Contexte et Objectifs
Les participants au side-event ont souligné les obstacles auxquels font face les minorités en termes de représentation publique et d’auto-représentation. Ces obstacles sont accentués par des barrières légales, sociales et culturelles persistantes qui limitent la capacité des minorités à participer pleinement aux institutions publiques, aux médias et aux processus décisionnels. L’absence de plateformes robustes pour la représentation des minorités aggrave la marginalisation de ces communautés et restreint leur accès aux droits, ressources, et reconnaissance.
Les objectifs de ce side-event étaient triples :
- Sensibiliser aux formes spécifiques de marginalisation des minorités en Iran, Irak, et Syrie.
- Favoriser l’échange d’expériences entre les représentants des minorités, les défenseurs des droits de l’homme et les parties prenantes internationales.
- Développer des recommandations de réforme politique et sociale visant à améliorer la visibilité, l’inclusion et la participation des communautés minoritaires.
Interventions des Orateurs
Mme Viyan Sido a parlé de la situation à Afrin, une région du nord-ouest de la Syrie autrefois connue pour sa diversité culturelle et la coexistence pacifique de divers groupes ethniques et religieux.
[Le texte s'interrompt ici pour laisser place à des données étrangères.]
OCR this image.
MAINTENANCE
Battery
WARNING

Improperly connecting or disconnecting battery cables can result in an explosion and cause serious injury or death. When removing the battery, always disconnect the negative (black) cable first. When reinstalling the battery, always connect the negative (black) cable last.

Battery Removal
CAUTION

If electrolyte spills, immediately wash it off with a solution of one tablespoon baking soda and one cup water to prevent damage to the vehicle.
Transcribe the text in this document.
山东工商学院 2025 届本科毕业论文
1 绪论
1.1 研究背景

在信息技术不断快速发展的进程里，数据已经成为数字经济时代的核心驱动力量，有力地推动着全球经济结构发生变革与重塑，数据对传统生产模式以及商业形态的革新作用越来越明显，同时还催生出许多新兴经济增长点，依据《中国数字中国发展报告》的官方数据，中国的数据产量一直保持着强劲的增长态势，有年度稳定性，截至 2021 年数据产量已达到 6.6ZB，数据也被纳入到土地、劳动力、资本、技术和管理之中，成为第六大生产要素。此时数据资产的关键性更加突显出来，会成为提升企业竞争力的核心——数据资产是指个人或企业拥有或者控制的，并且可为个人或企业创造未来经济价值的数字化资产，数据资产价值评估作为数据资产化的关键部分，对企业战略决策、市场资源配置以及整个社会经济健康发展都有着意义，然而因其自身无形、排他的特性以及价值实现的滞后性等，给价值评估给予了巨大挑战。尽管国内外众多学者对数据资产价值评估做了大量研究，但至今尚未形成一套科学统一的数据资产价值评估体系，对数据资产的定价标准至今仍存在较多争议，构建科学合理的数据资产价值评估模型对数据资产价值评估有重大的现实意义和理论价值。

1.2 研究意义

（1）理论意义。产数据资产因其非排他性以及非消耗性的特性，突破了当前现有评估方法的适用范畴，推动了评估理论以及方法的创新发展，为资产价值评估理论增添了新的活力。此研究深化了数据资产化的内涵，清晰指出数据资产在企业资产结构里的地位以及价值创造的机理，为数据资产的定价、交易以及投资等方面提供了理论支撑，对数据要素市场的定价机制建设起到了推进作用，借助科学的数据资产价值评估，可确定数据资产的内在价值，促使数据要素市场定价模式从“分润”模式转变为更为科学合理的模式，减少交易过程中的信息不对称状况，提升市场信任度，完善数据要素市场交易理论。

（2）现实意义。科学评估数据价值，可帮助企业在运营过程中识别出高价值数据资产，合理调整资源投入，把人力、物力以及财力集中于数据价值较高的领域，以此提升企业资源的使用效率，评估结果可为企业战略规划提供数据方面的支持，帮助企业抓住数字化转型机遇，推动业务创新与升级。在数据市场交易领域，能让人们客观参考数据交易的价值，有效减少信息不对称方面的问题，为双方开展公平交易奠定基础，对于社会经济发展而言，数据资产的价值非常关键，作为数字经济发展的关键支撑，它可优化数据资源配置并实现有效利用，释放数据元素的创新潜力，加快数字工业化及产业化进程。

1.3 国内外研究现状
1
Elle a décrit les conséquences de l’offensive militaire turque de 2018, qui a entraîné le déplacement de milliers de familles kurdes et la confiscation de leurs terres et de leurs oliveraies, une source vitale pour l’économie locale. Elle a souligné que la langue kurde, un élément fondamental de l’identité culturelle de la région, est désormais réprimée, les habitants étant contraints de parler turc et les écoles kurdes fermées. Mme Sido a également évoqué la construction de nouvelles mosquées dans des zones historiquement habitées par des minorités religieuses, telles que les Yézidis, et le déplacement de ces communautés, ce qui est perçu comme une tentative de transformation de l’identité démographique et culturelle de la région.
M. Atou Salo, représentant de la communauté yézidie en Irak, a exprimé des préoccupations concernant les graves injustices subies par les Yézidis, notamment lors du génocide de 2014, qui a attiré l’attention de la communauté internationale. M. Salo a rappelé que les Yézidis sont à la fois une minorité religieuse et nationale, ce qui les rend particulièrement vulnérables aux violences et discriminations. Il a évoqué les multiples attaques subies par les Yézidis à travers l’histoire, et le manque de soutien de la part des autorités kurdes et irakiennes pour protéger leur communauté. M. Salo a déploré le discours de haine persistant et la passivité des autorités kurdes face aux attaques contre les Yézidis, tout en appelant à une meilleure protection de leurs droits et à la reconnaissance de leur souffrance.
M. Abdulrahman Heidari, représentant du Mouvement Patriotique Arabe, a évoqué la lutte pour l’autodétermination du peuple arabe Ahwazi en Iran. Il a abordé la marginalisation persistante des nations non-persanes, en soulignant que ces nations ne se considèrent pas comme des « minorités » mais plutôt comme des « nations » à part entière, refusant le concept de domination persane. M. Heidari a rappelé l’importance de l’article 15 de la Constitution iranienne, qui prévoit l’utilisation des langues régionales dans la presse, les médias, et l’éducation, mais qui reste en grande partie non appliqué. Selon lui, la marginalisation des Arabes Ahwazis ne se limite pas à la suppression de leur culture et langue, mais s’étend à une discrimination systémique dans l’accès à l’emploi, aux ressources économiques et aux positions politiques. M. Heidari a également décrit la façon dont les autorités iraniennes manipulent les médias locaux pour diffuser des informations biaisées et renforcer les stéréotypes négatifs sur les Arabes, limitant ainsi leur représentation dans l’espace public.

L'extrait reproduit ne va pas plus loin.